Originally Posted by Meltdwhiskey
I hope I'm not responding to a troll here. But I find it funny that you find it funny. If what you say is true, your experience is the exception and not the rule. I think you will find a lot more 15 caps that play twice a week than 2 caps who play once every 3 weeks and never practice.
And if you are shooting under par, I'm not sure you can call your putting much of a weakness - or any other part of your game for that matter. Not comparatively anyway.
As far as focus on the shot and self belief - this might be great advice, but this alone isn't getting many folks to single digits. For most, yes you do need to play a lot. Practice, learn fundamentals, quit slicing it 30 yards into the woods, etc. If it was as easy as you say and required as little effort as you report, every weekend warrior would be a single digit. But I'd bet the average golfer shoots 100 or so - which would be a 30+ handicap.
No, No troll here mate.
Ironically, I find it funny on top of you finding my comment funny; this was not my intention.

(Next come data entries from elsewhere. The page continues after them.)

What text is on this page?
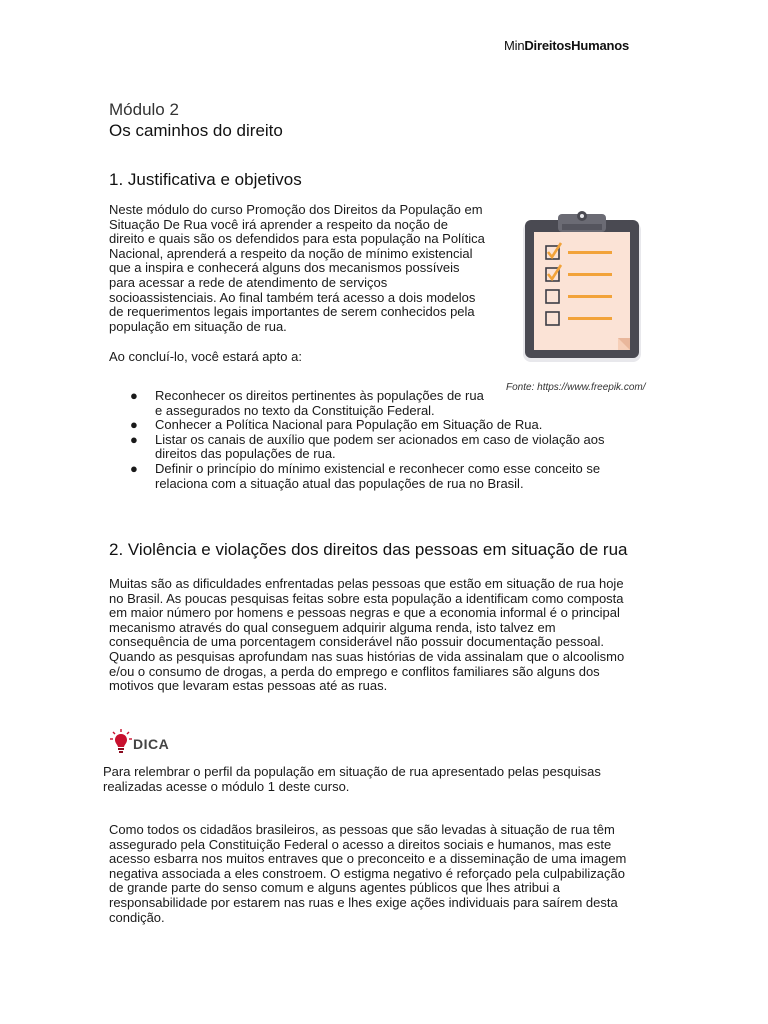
MinDireitosHumanos
Módulo 2
Os caminhos do direito
1. Justificativa e objetivos
Neste módulo do curso Promoção dos Direitos da População em
Situação De Rua você irá aprender a respeito da noção de
direito e quais são os defendidos para esta população na Política
Nacional, aprenderá a respeito da noção de mínimo existencial
que a inspira e conhecerá alguns dos mecanismos possíveis
para acessar a rede de atendimento de serviços
socioassistenciais. Ao final também terá acesso a dois modelos
de requerimentos legais importantes de serem conhecidos pela
população em situação de rua.
Ao concluí-lo, você estará apto a:
Fonte: https://www.freepik.com/
● Reconhecer os direitos pertinentes às populações de rua e assegurados no texto da Constituição Federal.
● Conhecer a Política Nacional para População em Situação de Rua.
● Listar os canais de auxílio que podem ser acionados em caso de violação aos
direitos das populações de rua.
● Definir o princípio do mínimo existencial e reconhecer como esse conceito se
relaciona com a situação atual das populações de rua no Brasil.
2. Violência e violações dos direitos das pessoas em situação de rua
Muitas são as dificuldades enfrentadas pelas pessoas que estão em situação de rua hoje
no Brasil. As poucas pesquisas feitas sobre esta população a identificam como composta
em maior número por homens e pessoas negras e que a economia informal é o principal
mecanismo através do qual conseguem adquirir alguma renda, isto talvez em
consequência de uma porcentagem considerável não possuir documentação pessoal.
Quando as pesquisas aprofundam nas suas histórias de vida assinalam que o alcoolismo
e/ou o consumo de drogas, a perda do emprego e conflitos familiares são alguns dos
motivos que levaram estas pessoas até as ruas.
DICA
Para relembrar o perfil da população em situação de rua apresentado pelas pesquisas
realizadas acesse o módulo 1 deste curso.
Como todos os cidadãos brasileiros, as pessoas que são levadas à situação de rua têm
assegurado pela Constituição Federal o acesso a direitos sociais e humanos, mas este
acesso esbarra nos muitos entraves que o preconceito e a disseminação de uma imagem
negativa associada a eles constroem. O estigma negativo é reforçado pela culpabilização
de grande parte do senso comum e alguns agentes públicos que lhes atribui a
responsabilidade por estarem nas ruas e lhes exige ações individuais para saírem desta
condição.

I don't believe I am "the exception". If I walked up to someone (who knew nothing of golf) and said, you get given 14 clubs, and all you need to do is put the ball in the hole, for which there is a recommended score you should achieve it sounds simple. The ball does not move, and you can take (up to a certain extent) as much time as you want to see what shot you want to hit.
Yes, I am shooting under par, and yes I cal my putting a huge weakness. My last round under par, I hit 16 of 18 GIR and had 7 one putts (5 birdies), 4 3 putts and the rest two putts which left me One under. So 16 of 18 GIR and 34 putts; that seems like a weakness to me?
My last round at a course I'd never played, shot 3 over but had 5 three putts and 35 putts for the round, again this seems like a weakness?
In regards to "weekend warriors", you'll find a lot will drop there handicaps if they look at the game as a whole and realize how simplistic and easy it should be. My father, and Uncle being great examples; both play 1-3 times per month and played off about 18-22 handicaps. When they looked at the end of the round what went wrong they saw all these shots that were being thrown away.
The following week, the stepped behind each shot and took the time to imagine what they wanted to do, they no longer tried to smash it like Tiger or Rory, instead they knew that a slice is unfortunately the way they hit the ball, so tee it up on the right, pick a spot down the left and what do you know they dropped 5 shots each.
Last weekend their handicaps are sitting around 8-10 at present, with no more practice thrown in. Instead they believe they can do things, and they execute.
Unfortunately, not many people think like this and thus keep slogging away practicing 3 times a week instead of thinking about what they need to do to get better. Sure getting that one drive away make look impressive, but signing your card after the 18th for a much improved score is the ultimate I would imagine for many.